The correction means, when the difference does not exceed the predetermined threshold value, when the estimated fuel consumption is larger than the actual fuel consumption, corrects the coefficient value to the side where the estimated fuel consumption is reduced, 5. The fuel consumption estimation apparatus according to claim 4, wherein when the actual fuel consumption is larger than the estimated fuel consumption, the coefficient value is corrected to increase the estimated fuel consumption.
In the case where the difference exceeds the predetermined threshold, an estimation means for estimating whether or not the completion state of the current refueling is clearly not in a full tank state is provided,
6. The non-full tank refueling flag is set for the current refueling when the estimation means determines that the completion of the current refueling is not clearly full. The fuel consumption estimation apparatus according to claim 1.
The correction means does not correct the value of the coefficient when the estimated fuel consumption is greater than the actual fuel consumption and the non-full tank refueling flag is set for the previous refueling. The fuel consumption estimation apparatus according to claim 6.
When the estimated fuel consumption is larger than the actual fuel consumption and the difference exceeds a predetermined threshold, the correction means sets a non-full tank refueling flag for a predetermined number of times before the previous time. The total actual fuel consumption, which is the actual fuel consumption based on the sum of the amount of fuel supplied from the previous lubrication to the current lubrication, and from the previous lubrication to the current lubrication.
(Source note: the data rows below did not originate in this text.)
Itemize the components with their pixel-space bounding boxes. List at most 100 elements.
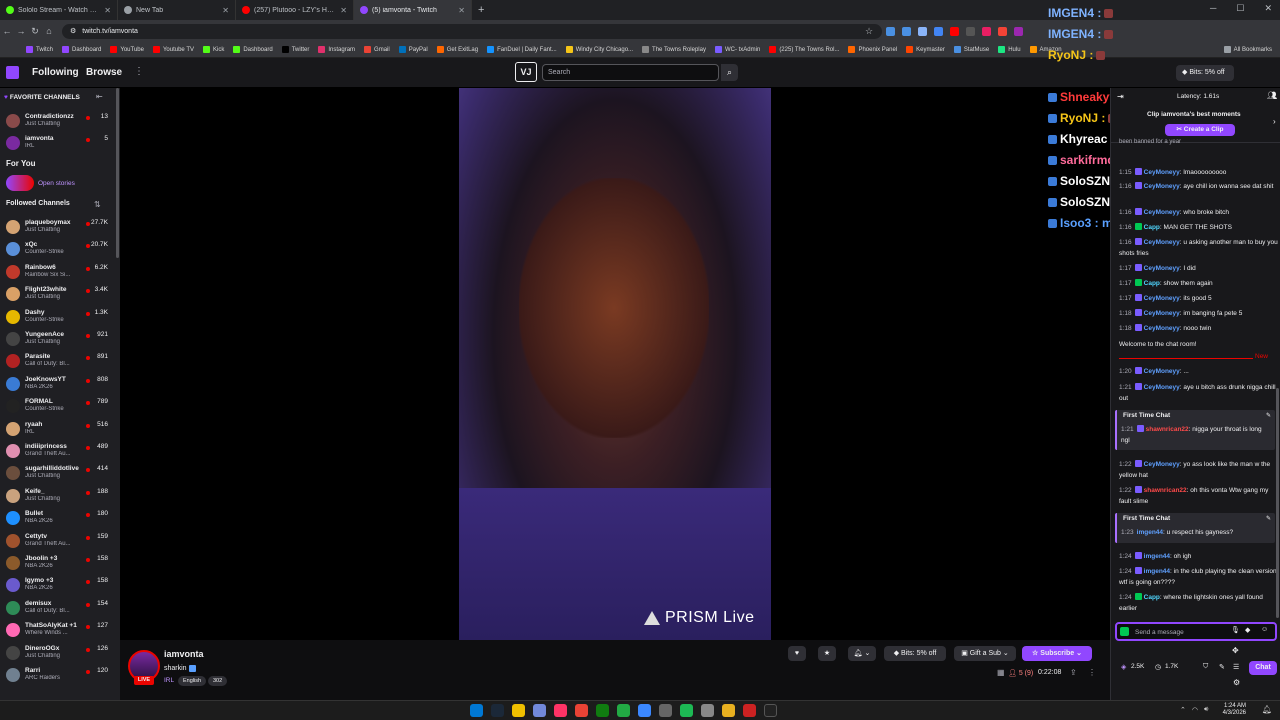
extension-icon[interactable]: [950, 26, 959, 36]
share-icon[interactable]: ⇪: [1070, 668, 1077, 677]
pencil-icon[interactable]: ✎: [1266, 412, 1271, 419]
new-tab-button[interactable]: +: [472, 4, 490, 16]
taskbar-clock[interactable]: 1:24 AM 4/3/2026: [1223, 703, 1246, 717]
close-tab-icon[interactable]: ✕: [104, 6, 111, 15]
bookmark-item[interactable]: Hulu: [998, 46, 1021, 53]
chat-username[interactable]: CeyMoneyy: [1144, 265, 1180, 272]
steam-icon[interactable]: [491, 704, 504, 717]
url-field[interactable]: ⚙ twitch.tv/iamvonta: [62, 23, 882, 39]
extension-icon[interactable]: [998, 26, 1007, 36]
vj-logo[interactable]: VJ: [515, 62, 537, 82]
sidebar-channel[interactable]: Cettytv Grand Theft Au... 159: [0, 532, 116, 554]
subscribe-button[interactable]: ☆ Subscribe ⌄: [1022, 646, 1092, 661]
chat-username[interactable]: shawnrican22: [1144, 487, 1187, 494]
stream-category[interactable]: IRL: [164, 677, 174, 684]
create-clip-button[interactable]: ✂ Create a Clip: [1165, 124, 1235, 136]
chrome-icon[interactable]: [575, 704, 588, 717]
app-icon[interactable]: [554, 704, 567, 717]
forward-icon[interactable]: →: [14, 26, 28, 36]
chat-username[interactable]: CeyMoneyy: [1144, 384, 1180, 391]
bookmark-item[interactable]: Gmail: [364, 46, 390, 53]
expand-icon[interactable]: ✥: [1232, 646, 1239, 655]
channel-points-value[interactable]: 2.5K: [1131, 663, 1144, 670]
extension-icon[interactable]: [966, 26, 975, 36]
bookmark-item[interactable]: YouTube: [110, 46, 144, 53]
tag-english[interactable]: English: [178, 676, 207, 686]
bookmark-item[interactable]: Dashboard: [233, 46, 273, 53]
browser-tab[interactable]: New Tab ✕: [118, 0, 236, 20]
sidebar-channel[interactable]: Igymo +3 NBA 2K26 158: [0, 576, 116, 598]
sidebar-channel[interactable]: plaqueboymax Just Chatting 27.7K: [0, 218, 116, 240]
extension-icon[interactable]: [886, 26, 895, 36]
bookmark-item[interactable]: Twitter: [281, 46, 309, 53]
sidebar-channel[interactable]: JoeKnowsYT NBA 2K26 808: [0, 375, 116, 397]
bookmark-item[interactable]: Kick: [202, 46, 224, 53]
site-info-icon[interactable]: ⚙: [70, 27, 76, 35]
pen-icon[interactable]: ✎: [1219, 663, 1225, 671]
sidebar-channel[interactable]: iamvonta IRL 5: [0, 134, 116, 156]
more-options-icon[interactable]: ⋮: [134, 66, 144, 77]
chat-username[interactable]: imgen44: [1144, 568, 1170, 575]
emote-icon[interactable]: ☺: [1261, 626, 1268, 633]
chat-username[interactable]: shawnrican22: [1146, 426, 1189, 433]
app-icon[interactable]: [638, 704, 651, 717]
browser-tab[interactable]: Sololo Stream - Watch Live on Ki... ✕: [0, 0, 118, 20]
wifi-icon[interactable]: ◠: [1192, 706, 1198, 714]
notification-bell-icon[interactable]: 🔔︎: [1262, 705, 1272, 714]
app-icon[interactable]: [701, 704, 714, 717]
close-icon[interactable]: ✕: [1264, 3, 1272, 14]
twitch-logo-icon[interactable]: [6, 66, 19, 79]
open-stories-button[interactable]: Open stories: [6, 175, 75, 191]
minimize-icon[interactable]: ─: [1210, 3, 1216, 14]
chat-username[interactable]: Capp: [1144, 280, 1160, 287]
extension-icon[interactable]: [982, 26, 991, 36]
chat-username[interactable]: CeyMoneyy: [1144, 461, 1180, 468]
file-explorer-icon[interactable]: [512, 704, 525, 717]
discord-icon[interactable]: [533, 704, 546, 717]
chat-input-box[interactable]: 🎙︎ ◆ ☺: [1115, 622, 1277, 641]
app-icon[interactable]: [659, 704, 672, 717]
channel-points-icon[interactable]: ◈: [1121, 663, 1126, 671]
chat-username[interactable]: CeyMoneyy: [1144, 368, 1180, 375]
sidebar-channel[interactable]: DineroOGx Just Chatting 126: [0, 644, 116, 666]
reload-icon[interactable]: ↻: [28, 26, 42, 37]
bookmark-item[interactable]: WC- txAdmin: [714, 46, 760, 53]
sidebar-channel[interactable]: Bullet NBA 2K26 180: [0, 509, 116, 531]
extension-icon[interactable]: [934, 26, 943, 36]
sidebar-channel[interactable]: Rarri ARC Raiders 120: [0, 666, 116, 688]
sidebar-channel[interactable]: Parasite Call of Duty: Bl... 891: [0, 352, 116, 374]
bookmark-item[interactable]: Get ExitLag: [436, 46, 478, 53]
sidebar-channel[interactable]: indiiiprincess Grand Theft Au... 489: [0, 442, 116, 464]
sidebar-channel[interactable]: Rainbow6 Rainbow Six Si... 6.2K: [0, 263, 116, 285]
bookmark-item[interactable]: Instagram: [318, 46, 355, 53]
bookmark-item[interactable]: Youtube TV: [152, 46, 194, 53]
nav-following[interactable]: Following: [32, 67, 79, 78]
list-icon[interactable]: ☰: [1233, 663, 1239, 671]
sidebar-channel[interactable]: Flight23white Just Chatting 3.4K: [0, 285, 116, 307]
more-options-icon[interactable]: ⋮: [1088, 668, 1096, 677]
sidebar-channel[interactable]: demisux Call of Duty: Bl... 154: [0, 599, 116, 621]
sidebar-channel[interactable]: Contradictionzz Just Chatting 13: [0, 112, 116, 134]
close-tab-icon[interactable]: ✕: [222, 6, 229, 15]
chat-username[interactable]: CeyMoneyy: [1144, 310, 1180, 317]
sidebar-channel[interactable]: Keife_ Just Chatting 188: [0, 487, 116, 509]
close-tab-icon[interactable]: ✕: [458, 6, 465, 15]
chat-username[interactable]: imgen44: [1144, 553, 1170, 560]
extension-icon[interactable]: [1014, 26, 1023, 36]
stream-video-frame[interactable]: [459, 88, 771, 640]
bits-icon[interactable]: ◆: [1245, 626, 1250, 634]
shield-icon[interactable]: ⛉: [1203, 663, 1208, 671]
channel-points-secondary[interactable]: 1.7K: [1165, 663, 1178, 670]
search-input[interactable]: Search: [542, 64, 719, 81]
sort-icon[interactable]: ⇅: [94, 200, 101, 209]
follow-heart-button[interactable]: ♥: [788, 646, 806, 661]
sidebar-channel[interactable]: ryaah IRL 516: [0, 420, 116, 442]
bookmark-item[interactable]: Keymaster: [906, 46, 945, 53]
sidebar-channel[interactable]: xQc Counter-Strike 20.7K: [0, 240, 116, 262]
gift-sub-button[interactable]: ▣ Gift a Sub ⌄: [954, 646, 1016, 661]
spotify-icon[interactable]: [680, 704, 693, 717]
sidebar-channel[interactable]: ThatSoAlyKat +1 Where Winds ... 127: [0, 621, 116, 643]
all-bookmarks[interactable]: All Bookmarks: [1219, 46, 1272, 53]
chevron-up-icon[interactable]: ⌃: [1180, 706, 1186, 714]
home-icon[interactable]: ⌂: [42, 26, 56, 36]
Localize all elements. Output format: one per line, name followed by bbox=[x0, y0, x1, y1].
It is determined whether or not the difference between the total estimated fuel consumption, which is an estimated fuel consumption, and the total actual fuel consumption exceeds a predetermined threshold, and if the difference does not exceed the predetermined threshold, the total actual fuel consumption and the total estimated fuel consumption are The fuel consumption estimation apparatus according to claim 6, wherein the coefficient value is corrected accordingly.
A fuel consumption estimation method for estimating the fuel consumption of a vehicle based on a fuel consumption estimation formula composed of speed information, acceleration information, and a predetermined coefficient,
An actual fuel consumption obtaining step for obtaining an actual fuel consumption of the vehicle based on a travel distance traveled by the vehicle and a fuel amount corresponding to the travel distance;
An estimated fuel efficiency acquisition step for obtaining an estimated fuel efficiency based on the fuel efficiency estimation formula;
A comparison step of comparing the actual fuel consumption with the estimated fuel consumption;
A fuel consumption estimation method comprising: a correction step of correcting a value of the coefficient of the fuel consumption estimation formula based on a comparison result of the comparison step.
A fuel efficiency estimation program that is executed by a computer and that estimates the fuel efficiency of a vehicle based on a fuel efficiency estimation formula that includes speed information, acceleration information, and a predetermined coefficient,
An actual fuel consumption obtaining means for obtaining an actual fuel consumption of the vehicle based on a travel distance traveled by the vehicle and a fuel amount corresponding to the travel distance;
Estimated fuel consumption obtaining means for obtaining an estimated fuel consumption based on the fuel consumption estimation formula;
Means for comparing the actual fuel consumption with the estimated fuel consumption;
A fuel consumption estimation program that causes the computer to function as a correction unit that corrects the value of the coefficient of the fuel consumption estimation formula based on a comparison result by the comparison unit.